I've been asked about the name choice, which we somehow managed to keep a secret from everyone until Zeke was born (though many tried to bully or trick us into revealing ahead of time). Ezekiel means "God will strengthen." Our son's biblical namesake is also called the Watchman of Israel, and while many of his Spirit-inspired words contain harsh, ugly truth, his message of judgment is tempered by the tenderness of God's unfathomable love for his people. We pray that Zeke too will be a truth-teller, a man who won't refuse the messages, instructions, and tasks God sovereignly places on His life.
Joseph means "God will increase." In the Bible, Joseph is a man who experienced intense betrayal at the hands of his family, but also knew the steadfast love of the Lord, who intended good even in the evil Joseph experienced. Tara and I desire for our Ezekiel Joseph to know firsthand God's steadfast love and kindness, and to respond to every circumstance of his life with the knowledge that God is faithful, and has his best interests at heart.

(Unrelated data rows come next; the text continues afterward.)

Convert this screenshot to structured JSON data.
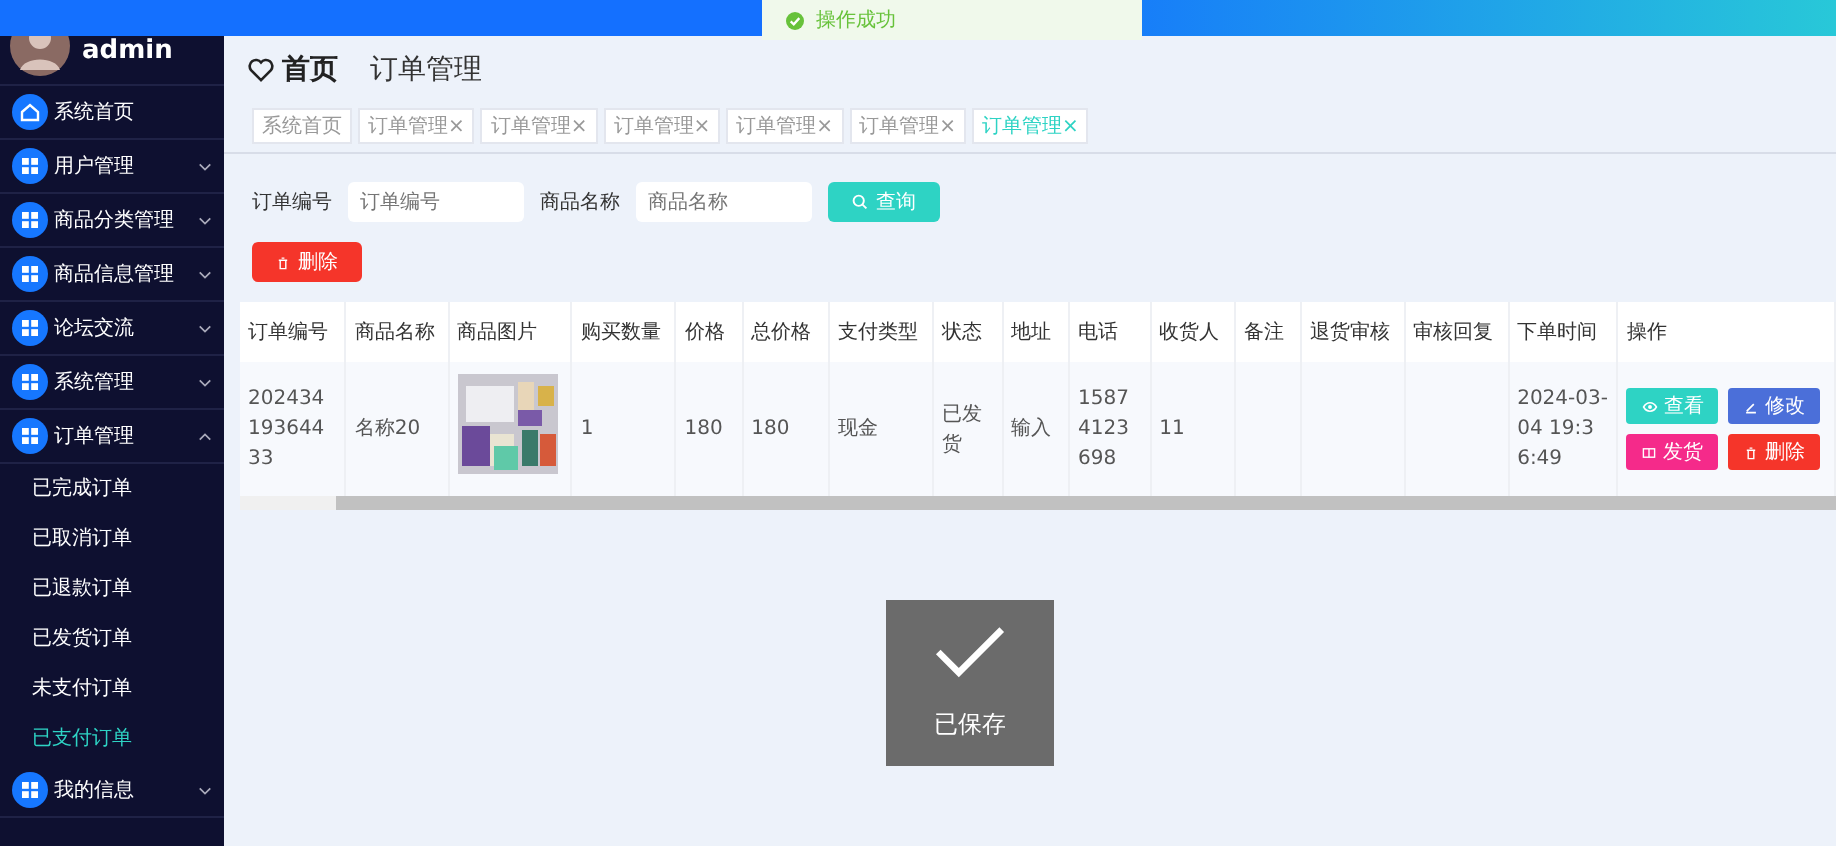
{
  "toast": {
    "text": "操作成功"
  },
  "sidebar": {
    "username": "admin",
    "items": [
      {
        "label": "系统首页",
        "selected": false
      },
      {
        "label": "用户管理",
        "selected": false,
        "expanded": false
      },
      {
        "label": "商品分类管理",
        "selected": false,
        "expanded": false
      },
      {
        "label": "商品信息管理",
        "selected": false,
        "expanded": false
      },
      {
        "label": "论坛交流",
        "selected": false,
        "expanded": false
      },
      {
        "label": "系统管理",
        "selected": false,
        "expanded": false
      },
      {
        "label": "订单管理",
        "selected": false,
        "expanded": true,
        "children": [
          {
            "label": "已完成订单",
            "selected": false
          },
          {
            "label": "已取消订单",
            "selected": false
          },
          {
            "label": "已退款订单",
            "selected": false
          },
          {
            "label": "已发货订单",
            "selected": false
          },
          {
            "label": "未支付订单",
            "selected": false
          },
          {
            "label": "已支付订单",
            "selected": true
          }
        ]
      },
      {
        "label": "我的信息",
        "selected": false,
        "expanded": false
      }
    ]
  },
  "breadcrumb": [
    "首页",
    "订单管理"
  ],
  "tabs": [
    {
      "label": "系统首页",
      "selected": false
    },
    {
      "label": "订单管理",
      "close": "×",
      "selected": false
    },
    {
      "label": "订单管理",
      "close": "×",
      "selected": false
    },
    {
      "label": "订单管理",
      "close": "×",
      "selected": false
    },
    {
      "label": "订单管理",
      "close": "×",
      "selected": false
    },
    {
      "label": "订单管理",
      "close": "×",
      "selected": false
    },
    {
      "label": "订单管理",
      "close": "×",
      "selected": true
    }
  ],
  "search": {
    "fields": [
      {
        "label": "订单编号",
        "placeholder": "订单编号"
      },
      {
        "label": "商品名称",
        "placeholder": "商品名称"
      }
    ],
    "button": "查询"
  },
  "delete_button": "删除",
  "table": {
    "columns": [
      "订单编号",
      "商品名称",
      "商品图片",
      "购买数量",
      "价格",
      "总价格",
      "支付类型",
      "状态",
      "地址",
      "电话",
      "收货人",
      "备注",
      "退货审核",
      "审核回复",
      "下单时间",
      "操作"
    ],
    "rows": [
      {
        "cells": [
          {
            "kind": "text",
            "text": "20243419364433"
          },
          {
            "kind": "text",
            "text": "名称20"
          },
          {
            "kind": "picture"
          },
          {
            "kind": "text",
            "text": "1"
          },
          {
            "kind": "text",
            "text": "180"
          },
          {
            "kind": "text",
            "text": "180"
          },
          {
            "kind": "text",
            "text": "现金"
          },
          {
            "kind": "text",
            "text": "已发货"
          },
          {
            "kind": "text",
            "text": "输入"
          },
          {
            "kind": "text",
            "text": "15874123698"
          },
          {
            "kind": "text",
            "text": "11"
          },
          {
            "kind": "empty"
          },
          {
            "kind": "empty"
          },
          {
            "kind": "empty"
          },
          {
            "kind": "text",
            "text": "2024-03-04 19:36:49"
          },
          {
            "kind": "actions",
            "buttons": [
              {
                "label": "查看",
                "kind": "view",
                "color": "#2ed3c4"
              },
              {
                "label": "修改",
                "kind": "edit",
                "color": "#4b6fd9"
              },
              {
                "label": "发货",
                "kind": "ship",
                "color": "#f52a8a"
              },
              {
                "label": "删除",
                "kind": "delete",
                "color": "#f5352a"
              }
            ]
          }
        ]
      }
    ]
  },
  "dialog": {
    "text": "已保存"
  }
}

In other words, his names are lessons and reminders.
God will strengthen you, Zeke. Remember that. Contrary to popular belief, He WILL give you more than you can handle -- so that you can learn to trust His strength above your own. The Scriptures resound with God's good, invigorating promises to His children. His Word and power do not fail.
Remember: God will only increase His goodness to you, Zeke. Again, contrary to popular belief, that won't mean you'll experience the rags-to-riches-American-dream kind of increase, or that you will live your "best life" now. But it will mean that God will give you more of Himself, lavishing grace upon grace on your life, and will continually prove Himself to be faithful.
Tara and I waited on the Lord for our first child, and in His good timing, He granted our request. We are so blessed to be parents that we can't stop thanking Him for the gift of little Zeke. To all those who were praying along with us, THANK YOU as well -- your prayers have been effective, and we've undeniably felt them at work.
Suffice it to say that God has both strengthened us and increased His goodness in our lives.
While procrastinating to write for a blog or to sketch out the next chapter in a novel is one thing, procrastinating to begin teaching my son is something else entirely. There truly is no time like the present. Lord willing, I'll start kicking my deadline habit once and for all -- if only to invest in my boy today. And tomorrow. And every day thereafter.